A good leader is that most elusive of creatures - very difficult to pin down and fit within a paradigm or set parameters. The definition changes with social contexts, times and the demands of the economy. However, there are some things, which like diamonds, are forever. I was thinking back to my own early days and realised that the leaders who I felt were the best, were those who I could trust, have access to and those, who, when they talked of change, led from the front.

Trust, like reputation, is both tricky and sticky. Tricky, because it does not necessarily equate with performance and sticky, because like a good investment and indeed a reputation, it continues to give you dividends long after your initial investment. Of course like all investments, trust requires a fair amount of maintenance. You need to plough back what you have earned into your principal and keep adding to it. This is not to say that there aren't exceptions. A CEO who leads an unwilling but trusting team into say, a major change which backfires, is bound to come a cropper in the industry sooner rather than later, because of the level of either incompetence or perceived betrayal.

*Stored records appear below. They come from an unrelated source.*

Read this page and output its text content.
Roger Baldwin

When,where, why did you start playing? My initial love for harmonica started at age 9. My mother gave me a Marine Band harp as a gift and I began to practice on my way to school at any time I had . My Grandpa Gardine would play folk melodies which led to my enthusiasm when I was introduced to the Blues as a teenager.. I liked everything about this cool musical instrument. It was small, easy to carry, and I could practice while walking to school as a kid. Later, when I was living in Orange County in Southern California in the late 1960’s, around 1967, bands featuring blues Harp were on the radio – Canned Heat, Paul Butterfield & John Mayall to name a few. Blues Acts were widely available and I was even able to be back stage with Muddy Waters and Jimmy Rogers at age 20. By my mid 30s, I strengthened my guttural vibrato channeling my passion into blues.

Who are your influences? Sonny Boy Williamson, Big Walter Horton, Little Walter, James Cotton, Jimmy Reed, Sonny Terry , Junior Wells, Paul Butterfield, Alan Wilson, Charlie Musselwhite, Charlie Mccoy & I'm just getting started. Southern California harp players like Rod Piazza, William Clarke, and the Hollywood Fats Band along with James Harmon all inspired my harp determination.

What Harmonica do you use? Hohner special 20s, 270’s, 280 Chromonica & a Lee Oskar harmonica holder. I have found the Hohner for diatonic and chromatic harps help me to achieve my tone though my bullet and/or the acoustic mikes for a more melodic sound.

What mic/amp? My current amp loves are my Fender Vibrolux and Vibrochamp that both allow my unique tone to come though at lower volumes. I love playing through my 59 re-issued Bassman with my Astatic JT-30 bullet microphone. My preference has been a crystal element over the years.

Yet trust is probably the single most important intangible element in a CEO's perceived profile, both within and without the organisation. Building trust does not just happen by standing up and saying "I am trustworthy"? - it requires consistently delivering what you promise and "not letting down the side"?.

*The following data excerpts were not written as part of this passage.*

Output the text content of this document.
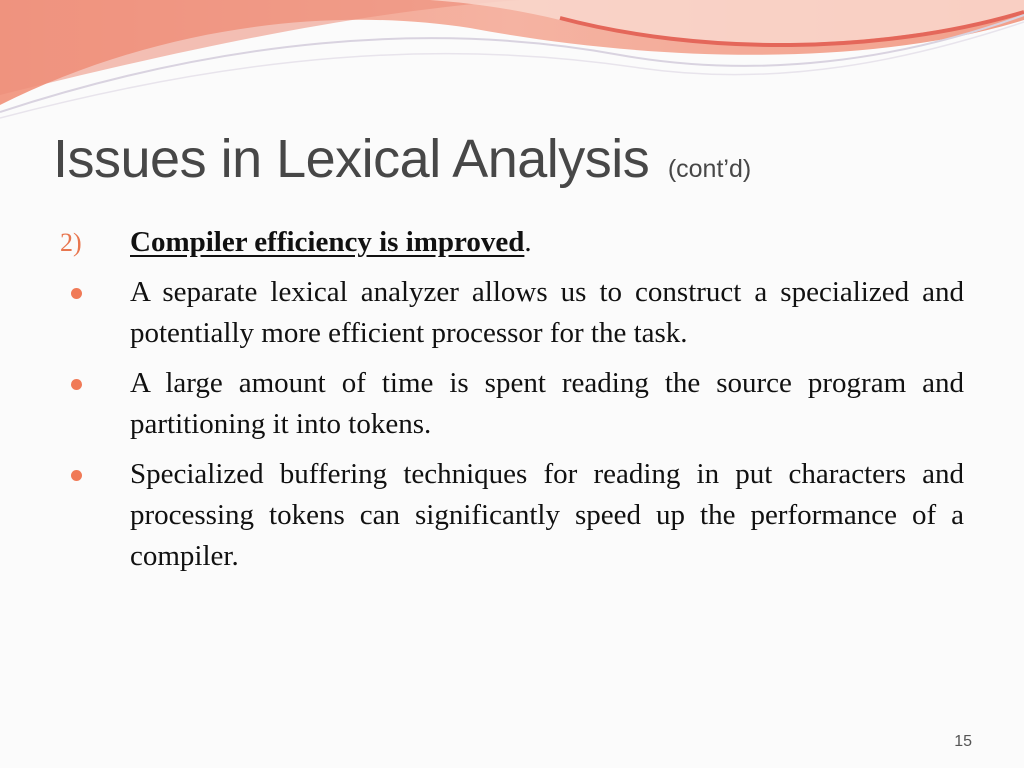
Issues in Lexical Analysis (cont’d)
2)	Compiler efficiency is improved.
A separate lexical analyzer allows us to construct a specialized and potentially more efficient processor for the task.
A large amount of time is spent reading the source program and partitioning it into tokens.
Specialized buffering techniques for reading in put characters and processing tokens can significantly speed up the performance of a compiler.
15
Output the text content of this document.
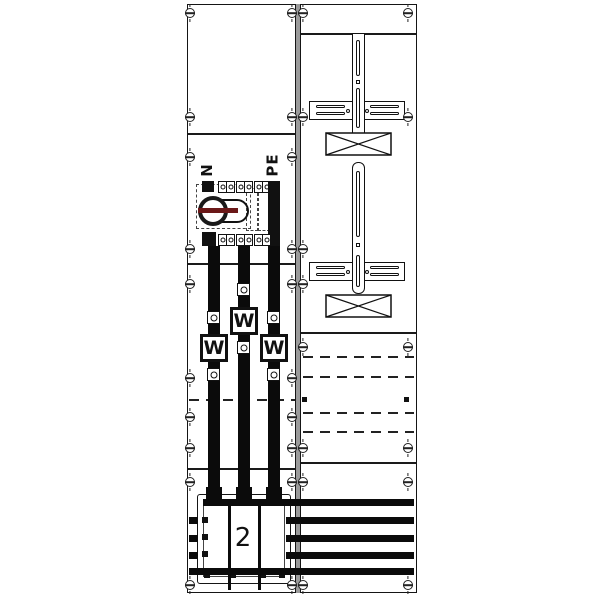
N	PE
W
W W
2
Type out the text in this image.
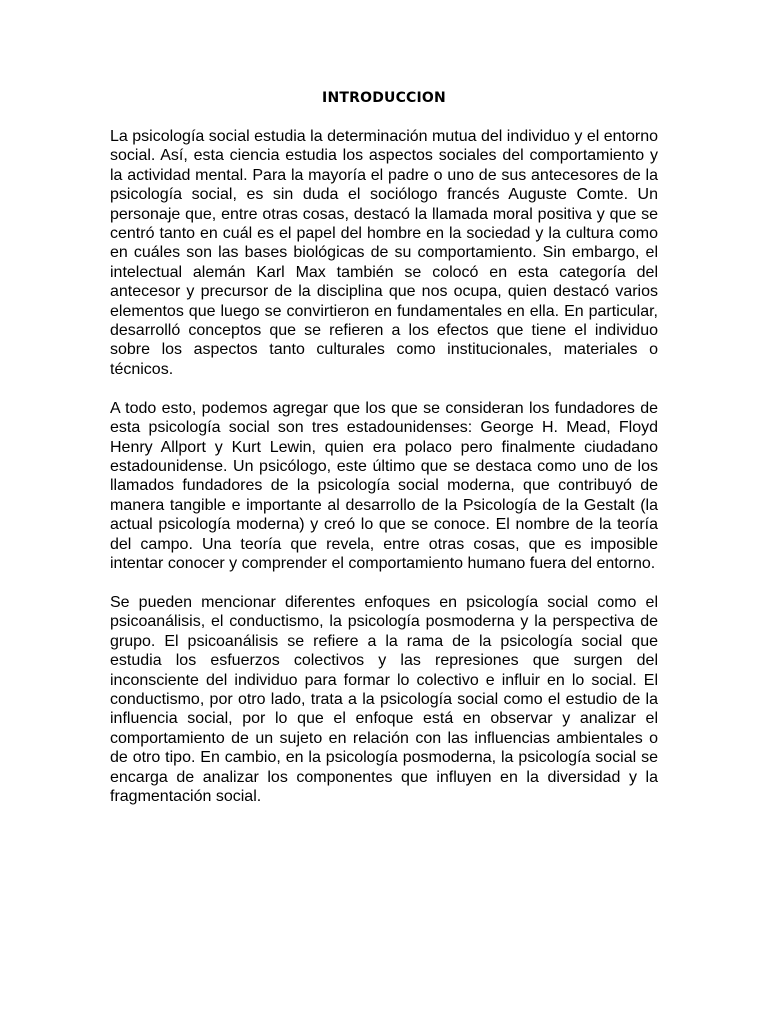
INTRODUCCION

La psicología social estudia la determinación mutua del individuo y el entorno social. Así, esta ciencia estudia los aspectos sociales del comportamiento y la actividad mental. Para la mayoría el padre o uno de sus antecesores de la psicología social, es sin duda el sociólogo francés Auguste Comte. Un personaje que, entre otras cosas, destacó la llamada moral positiva y que se centró tanto en cuál es el papel del hombre en la sociedad y la cultura como en cuáles son las bases biológicas de su comportamiento. Sin embargo, el intelectual alemán Karl Max también se colocó en esta categoría del antecesor y precursor de la disciplina que nos ocupa, quien destacó varios elementos que luego se convirtieron en fundamentales en ella. En particular, desarrolló conceptos que se refieren a los efectos que tiene el individuo sobre los aspectos tanto culturales como institucionales, materiales o técnicos.

A todo esto, podemos agregar que los que se consideran los fundadores de esta psicología social son tres estadounidenses: George H. Mead, Floyd Henry Allport y Kurt Lewin, quien era polaco pero finalmente ciudadano estadounidense. Un psicólogo, este último que se destaca como uno de los llamados fundadores de la psicología social moderna, que contribuyó de manera tangible e importante al desarrollo de la Psicología de la Gestalt (la actual psicología moderna) y creó lo que se conoce. El nombre de la teoría del campo. Una teoría que revela, entre otras cosas, que es imposible intentar conocer y comprender el comportamiento humano fuera del entorno.

Se pueden mencionar diferentes enfoques en psicología social como el psicoanálisis, el conductismo, la psicología posmoderna y la perspectiva de grupo. El psicoanálisis se refiere a la rama de la psicología social que estudia los esfuerzos colectivos y las represiones que surgen del inconsciente del individuo para formar lo colectivo e influir en lo social. El conductismo, por otro lado, trata a la psicología social como el estudio de la influencia social, por lo que el enfoque está en observar y analizar el comportamiento de un sujeto en relación con las influencias ambientales o de otro tipo. En cambio, en la psicología posmoderna, la psicología social se encarga de analizar los componentes que influyen en la diversidad y la fragmentación social.
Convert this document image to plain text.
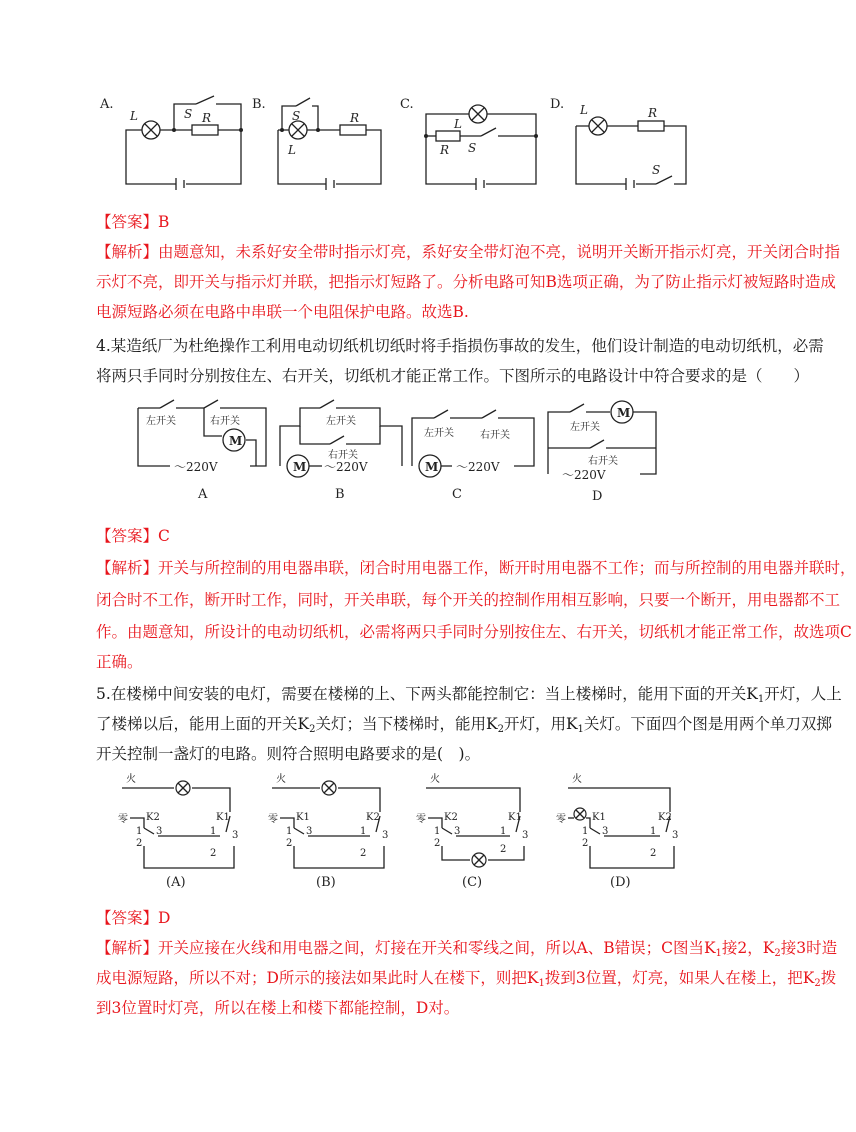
A.
L	S R
B.
S
L
R
C.
L
R S
D. L	R
S
【答案】B
【解析】由题意知，未系好安全带时指示灯亮，系好安全带灯泡不亮，说明开关断开指示灯亮，开关闭合时指
示灯不亮，即开关与指示灯并联，把指示灯短路了。分析电路可知B选项正确，为了防止指示灯被短路时造成
电源短路必须在电路中串联一个电阻保护电路。故选B.
4.某造纸厂为杜绝操作工利用电动切纸机切纸时将手指损伤事故的发生，他们设计制造的电动切纸机，必需
将两只手同时分别按住左、右开关，切纸机才能正常工作。下图所示的电路设计中符合要求的是（　　）
M
左开关	右开关
～220V
A
M
左开关
右开关
～220V
B
M
左开关	右开关
～220V
C
M
左开关
右开关
～220V
D
【答案】C
【解析】开关与所控制的用电器串联，闭合时用电器工作，断开时用电器不工作；而与所控制的用电器并联时，
闭合时不工作，断开时工作，同时，开关串联，每个开关的控制作用相互影响，只要一个断开，用电器都不工
作。由题意知，所设计的电动切纸机，必需将两只手同时分别按住左、右开关，切纸机才能正常工作，故选项C
正确。
5.在楼梯中间安装的电灯，需要在楼梯的上、下两头都能控制它：当上楼梯时，能用下面的开关$K_1$开灯，人上
了楼梯以后，能用上面的开关$K_2$关灯；当下楼梯时，能用$K_2$开灯，用$K_1$关灯。下面四个图是用两个单刀双掷
开关控制一盏灯的电路。则符合照明电路要求的是(　)。
火
零 K2	K1
1
2
3	1
2
3
(A)
火
零 K1	K2
1
2
3	1
2
3
(B)
火
零 K2	K1
1
2
3	1
2
3
(C)
火
零	K1	K2
1
2
3	1
2
3
(D)
【答案】D
【解析】开关应接在火线和用电器之间，灯接在开关和零线之间，所以A、B错误；C图当$K_1$接2，$K_2$接3时造
成电源短路，所以不对；D所示的接法如果此时人在楼下，则把$K_1$拨到3位置，灯亮，如果人在楼上，把$K_2$拨
到3位置时灯亮，所以在楼上和楼下都能控制，D对。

But there is, unfortunately no formula for this. And for those who try to apply one, there is a warning. Remember the old saw about how you can tell if a man is honest and on the straight and narrow by his handshake? Do you want to guess how many crooks and conmen have heard that one over the years and worked on developing a "firm and manly handshake"? while looking you straight in the eye? All successful and smart crooks worth their salt have by now. Ergo, trust has to be built the hard way - it has to be earned, and earned over a period of time. And I cannot forget how Robert Galford and Anne Seibold Drapeau put it in The Trusted Leader, "There is no universally 'right way' to build trust in the long term"?.

But obviously, looking at the roster of successful leaders over the centuries, there has been a way to build trust both outside an organisation - and, this is important - within an organisation. A company's performance is a great way, if it is consistent, for building faith in it with the external public but it is simply not enough if the people who make up the organisation feel that you would sell them out to the highest bidder, metaphorically and literally speaking. They have to know that you will stand by them and the company. And this knowledge can only be built if you hold yourself accountable to your team. And true accountability will come only with transparency and the willingness to be evaluated on parameters that are common to you and your employees.

Remember, they have to know that they can trust you.